These hearty Grilled Portobello Burgers with Balsamic Reduction feature crunchy grilled sourdough bread, gooey cheese and fresh vegetables. They’re delicious!
Hearty Vegetarian Portobello Burgers
Over the past 3 days I have accumulated a few … should we say “skills.”
Namely, the skills of being an “expert fly killer”… except in this house we say “fly getter” instead of killer because I have a two year old who I don’t want repeating the word.
These skills did not come naturally to me, in fact I have spent hours upon hours trying to master these skills to get the 5-10 flies that are in our house!! And let me tell you, those buzzing things can make a person go crazy. Its like they know exactly what will irritate a person. They buzz right by your head and then disappear without a trace, oh… but then they are sure to reappear so they can continue to land in the same spot on your leg 10 times!!! Annoying!
Even my poor son walks around with a wadded magazine saying “get’em mommy… fly in da house… get’em”. Clearly these flies have affected our family…. for the I’m-about-to-have-a-breakdown-if-I-hear-another-buzz-near-my-ear.
These Grilled Portobello Burgers have affected our family as well and for the better because holy moly are they good!
I made these thinking… {what follows is the conversation I had in my head before making these}
“Well.. I really want a burger right now… but want it to be different”
“I like Portobello’s… maybe I’ll try that, sweet their on sale!”
“Its definitely not gonna be quite as good as a burger, I hope Mike likes it.”
“Oh… maybe I’ll add balsamic reduction to it… wait… I add balsamic reduction to everything.”
“Who cares Balsamic Reduction rocks and makes everything better… and so does the grill!”
{takes a bite after making it} “OHHHHH MMMMMMYYYYYY GOOOOSSSSHHH! Best call ever!!! Who needs meat? Can I leave the dinner table to be alone with this burger in the closet so I don’t have to share!”
So as you can see, this Portobello Burger was aa-mazing! {emphasis on the “aa”}
I am such a texture person when I eat I need to have a little of everything or I don’t like it, this burger has all kinds of textures to it as well as all kinds of flavors… sweet, salty, tangy, creamy, earthly.
Ok, enough.. go get the ingredients and make it. You will not regret it!

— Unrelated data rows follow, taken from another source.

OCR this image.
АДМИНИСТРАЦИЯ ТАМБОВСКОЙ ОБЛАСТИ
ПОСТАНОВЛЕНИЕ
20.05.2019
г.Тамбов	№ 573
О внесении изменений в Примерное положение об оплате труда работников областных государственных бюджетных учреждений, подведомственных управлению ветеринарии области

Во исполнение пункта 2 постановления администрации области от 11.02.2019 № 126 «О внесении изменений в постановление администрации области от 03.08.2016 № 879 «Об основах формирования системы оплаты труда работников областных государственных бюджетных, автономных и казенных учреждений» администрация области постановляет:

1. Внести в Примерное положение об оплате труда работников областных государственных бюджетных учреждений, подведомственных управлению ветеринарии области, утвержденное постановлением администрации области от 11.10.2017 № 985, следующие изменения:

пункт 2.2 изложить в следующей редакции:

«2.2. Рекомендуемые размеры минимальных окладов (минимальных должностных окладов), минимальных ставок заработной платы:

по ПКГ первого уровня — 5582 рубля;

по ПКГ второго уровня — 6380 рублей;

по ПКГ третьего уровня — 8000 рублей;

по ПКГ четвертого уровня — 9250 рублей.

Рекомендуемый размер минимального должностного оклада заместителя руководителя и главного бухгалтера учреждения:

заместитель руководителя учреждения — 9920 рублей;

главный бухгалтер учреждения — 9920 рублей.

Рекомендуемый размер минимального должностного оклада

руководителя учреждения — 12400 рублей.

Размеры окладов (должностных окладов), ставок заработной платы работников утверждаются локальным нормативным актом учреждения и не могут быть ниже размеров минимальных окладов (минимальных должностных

Portobello Mushroom Sandwich
- Prep Time: 35 minutes
- Cook Time: 10 minutes
- Total Time: 45 minutes
- Yield: 4 burgers 1x
- Category: Vegetarian
- Method: Grill
- Cuisine: American
Description
With melty provolone, roasted red pepper, and creamy truffle aioli, this just might be the best portobello mushroom sandwich EVER!
Ingredients
Marinated Mushrooms:
- 4 large portobello mushrooms
- 2 tablespoons balsamic vinegar
- 2 tablespoons olive oil
- 1 tablespoon dijon mustard
- 1/4 teaspooon rosemary
- 1/4 teaspoon black pepper
- 1/4 teaspoon salt
Truffle Aioli:
- 1/2 cup mayonnaise
- 2 garlic cloves, minced
- 1 tablespoon lemon juice
- 1/2 tablespoon truffle oil
- 1/8 teaspoon truffle salt
Burger:
- 4 brioche buns
- 4 slices of provolone cheese
- 1 large roasted red pepper, julienned
- 1 cup of microgreens
Instructions
- Marinate Mushrooms: To a small bowl add balsamic, olive oil, dijon mustard, rosemary, pepper and salt. Whisk together until combined. Add mushrooms to a large baking dish, pour the marinade over the mushrooms. Gently rub the marinade into all sides of the mushrooms. Let marinate for 30 minutes.
- Make Truffle Aioli: To a small bowl, add mayonaisse, garlic, lemon juice, truffle oil and truffle salt. Whisk together until combined. Set aside.
- Grill Mushrooms: Heat grill to medium-high heat, approximately 375°-400°F. Add mushrooms to the grill, cap side down. Grill for 4-5 minutes. Flip and grill for 4 minutes. Then add a slice of cheese to each mushroom and let them cook for 1 minute, or until cheese is melted. Remove from grill. (optional: top the buns on the grill as well – grill each side for 1 minute)
- Assemble Sandwiches: To the bottom bun add 1 tablespoon of aioli, place the mushroom on top, then a handful of mircrogreens, a few slices of roasted red pepper then the top bun. Serve.